POLAND has both a president and a prime minister, but Jaroslaw Kaczynski, chairman of the ruling Law and Justice (PiS) party, is its real leader. Mr Kaczynski, who turns 69 next week, is an ordinary MP with no cabinet post. Yet since PiS came to power in 2015, he has been behind the overhaul of the country’s institutions, most recently the judiciary, which the European Commission says threatens the rule of law. Along with Viktor Orban, Hungary’s prime minister, he has stoked nationalist fears at home and defied Brussels by refusing to take in refugees from the Middle East.
But recently, Mr Kaczynski has hardly been seen, spending several weeks in a military hospital in Warsaw; he emerged only briefly before slipping out of sight once more. His absence has raised questions about PiS’s future—and Poland’s.
Known to his followers as prezes (chairman), Mr Kaczynski has dominated his party for over a decade. In 2006-07, during PiS’s first stint in power, he served as prime minister, while his twin brother, Lech, who died in a plane crash in Russia in 2010, was president. This time, he has stayed out of the limelight, installing less divisive figures in office.
Mr Kaczynski’s disappearance has prompted rumours about his health. Officially, he is having trouble with his knee. The hospital says he has osteoarthritis—a condition that does not usually require so long a stay.
Mr Kaczynski has no clear successor. Mateusz Morawiecki, a former banker whom Mr Kaczynski promoted to prime minister in December, lacks a strong political base.
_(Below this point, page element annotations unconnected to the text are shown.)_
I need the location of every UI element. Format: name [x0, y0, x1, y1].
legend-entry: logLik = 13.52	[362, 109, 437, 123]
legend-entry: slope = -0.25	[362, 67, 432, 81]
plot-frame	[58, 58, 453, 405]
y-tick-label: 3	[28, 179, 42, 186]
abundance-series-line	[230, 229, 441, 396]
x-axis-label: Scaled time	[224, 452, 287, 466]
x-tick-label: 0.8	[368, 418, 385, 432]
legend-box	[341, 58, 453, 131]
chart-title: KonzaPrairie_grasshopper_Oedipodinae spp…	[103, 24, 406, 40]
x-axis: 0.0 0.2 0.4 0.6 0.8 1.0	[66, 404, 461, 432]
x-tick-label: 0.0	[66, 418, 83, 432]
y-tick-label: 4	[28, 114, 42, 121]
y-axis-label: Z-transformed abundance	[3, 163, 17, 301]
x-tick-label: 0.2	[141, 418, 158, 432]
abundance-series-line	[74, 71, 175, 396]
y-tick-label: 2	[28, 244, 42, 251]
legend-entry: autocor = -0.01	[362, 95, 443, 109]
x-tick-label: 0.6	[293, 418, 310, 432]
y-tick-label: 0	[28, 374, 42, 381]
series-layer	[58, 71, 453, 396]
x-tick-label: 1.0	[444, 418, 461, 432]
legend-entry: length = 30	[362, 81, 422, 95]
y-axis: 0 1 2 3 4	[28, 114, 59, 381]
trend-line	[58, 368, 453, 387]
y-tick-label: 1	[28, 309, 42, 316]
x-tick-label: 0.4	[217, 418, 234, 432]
In a recent poll, just 14% of respondents tipped him as Mr Kaczynski’s successor; 43% answered “don’t know”.
For now, PiS remains on top. The party still leads in polls, though its advantage over the centrist opposition has narrowed a bit. On June 8th Mr Kaczynski emerged from hospital after over a month, thanking journalists waiting outside his home for “their interest in a humble member of parliament”. But with further treatment due, speculation about his condition continues. Anyone hoping to replace Mr Kaczynski will have to be “very patient”, said the interior minister, Joachim Brudzinski, one of his confidants, last month. Yet as Poland heads into election season, the chairman’s health will weigh heavy on PiS. Europe, too, will be watching.